BLORA, Lingkarjateng.id – Pemerintah Kabupaten (Pemkab) Blora melalui Dinas Pendidikan (Dindik) mulai menerapkan kebijakan baru terkait penggunaan seragam sekolah pada tahun ajaran 2026/2027. Siswa baru jenjang SD dan SMP negeri tidak lagi diwajibkan mengenakan seragam batik sekolah.
Kebijakan tersebut hanya berlaku bagi peserta didik baru, yakni siswa kelas I SD dan kelas VII SMP. Sementara siswa kelas II hingga VI SD serta kelas VIII dan IX SMP tetap diperbolehkan menggunakan seragam batik yang telah dimiliki.
Kepala Dindik Blora, Sunaryo, mengatakan kebijakan tersebut mengacu pada Peraturan Menteri Pendidikan, Kebudayaan, Riset, dan Teknologi (Permendikbudristek) Nomor 50 Tahun 2022 tentang pakaian seragam sekolah. Dalam regulasi tersebut, sekolah diperbolehkan memiliki seragam khas, namun tidak bersifat wajib.
“Karena di peraturan tidak ada kewajiban, maka dari itu untuk kelas VII SMP dan I SD tidak diperkenankan satuan pendidikan menggunakan seragam batik,” ujar Sunaryo, Selasa, 14 Juli 2026.
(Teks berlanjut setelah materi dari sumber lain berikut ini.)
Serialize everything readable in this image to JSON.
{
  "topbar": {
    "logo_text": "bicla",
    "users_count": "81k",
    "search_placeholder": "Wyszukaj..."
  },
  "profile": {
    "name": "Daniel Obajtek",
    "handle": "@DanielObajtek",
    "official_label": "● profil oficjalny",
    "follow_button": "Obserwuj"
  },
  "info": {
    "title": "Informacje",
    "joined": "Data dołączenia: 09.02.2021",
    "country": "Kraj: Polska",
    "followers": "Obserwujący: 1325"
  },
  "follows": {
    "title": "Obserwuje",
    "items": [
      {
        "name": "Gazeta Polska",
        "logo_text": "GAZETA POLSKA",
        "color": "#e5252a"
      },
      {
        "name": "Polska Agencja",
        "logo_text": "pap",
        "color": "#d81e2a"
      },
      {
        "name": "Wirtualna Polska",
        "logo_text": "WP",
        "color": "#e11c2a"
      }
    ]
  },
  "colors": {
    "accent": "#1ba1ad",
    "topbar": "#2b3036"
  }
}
Menurutnya, keputusan tersebut telah dibahas bersama forum kepala sekolah, koordinator wilayah (Korwil), serta Dewan Pendidikan Kabupaten Blora sebelum diterapkan pada tahun ajaran baru.
Sunaryo menjelaskan, penghapusan kewajiban seragam batik bertujuan mencegah potensi pungutan liar (pungli) dalam pengadaan seragam di lingkungan sekolah. Selain itu, kebijakan tersebut juga diharapkan dapat mengurangi beban biaya yang harus ditanggung orang tua.
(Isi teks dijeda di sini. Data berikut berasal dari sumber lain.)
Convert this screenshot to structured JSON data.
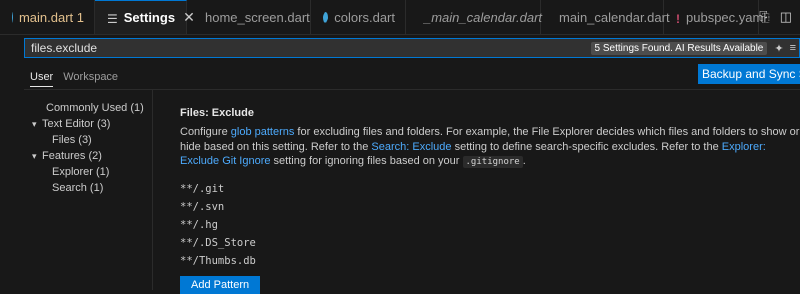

“Seragam batik itu kan tidak ada di pasar, jadi ada kemungkinan sekolah melakukan pengadaan secara mandiri. Kami tidak mau itu terjadi dan kami hanya mewajibkan seragam putih biru untuk SMP dan seragam putih merah untuk SD,” jelasnya.
Meski demikian, sekolah tetap diperbolehkan menggunakan seragam batik bagi siswa yang telah memilikinya, terutama untuk kelas VIII dan IX SMP.
“Seragam beda untuk hari tertentu diperbolehkan,” katanya.
Pelaksanaan kebijakan tersebut mulai diterapkan di sejumlah sekolah, salah satunya SMP Negeri 1 Blora.
Kepala SMPN 1 Blora, Ainur Rodiq, mengatakan pihaknya telah menyesuaikan aturan penggunaan seragam berdasarkan petunjuk teknis terbaru dari Dinas Pendidikan.
Ia menjelaskan, siswa baru hanya diwajibkan memiliki tiga jenis seragam, yakni seragam OSIS, Pramuka, dan olahraga, sedangkan penggunaan seragam batik ditiadakan.
“Untuk kelas VIII dan IX masih menggunakan batik di hari Selasa dan Rabu, sedangkan kelas VIII serta IX di hari tersebut masih seragam Osis. Pada 4 Juli kemarin, kami sudah koordinasi dan mensosialisasikan terkait peniadaan seragam batik dengan seluruh wali murid dan siswa baru,” jelasnya.
Menurut Ainur, seragam batik tetap dipertahankan bagi siswa kelas VIII dan IX agar orang tua tidak perlu mengeluarkan biaya tambahan untuk membeli seragam pengganti.
“Kalau batik ditiadakan di kelas itu, maka orang tua harus beli seragam osis lagi jadi tidak kami hapuskan. Tetap berbeda di hari Selasa dan Rabu tidak apa-apa,” pungkasnya.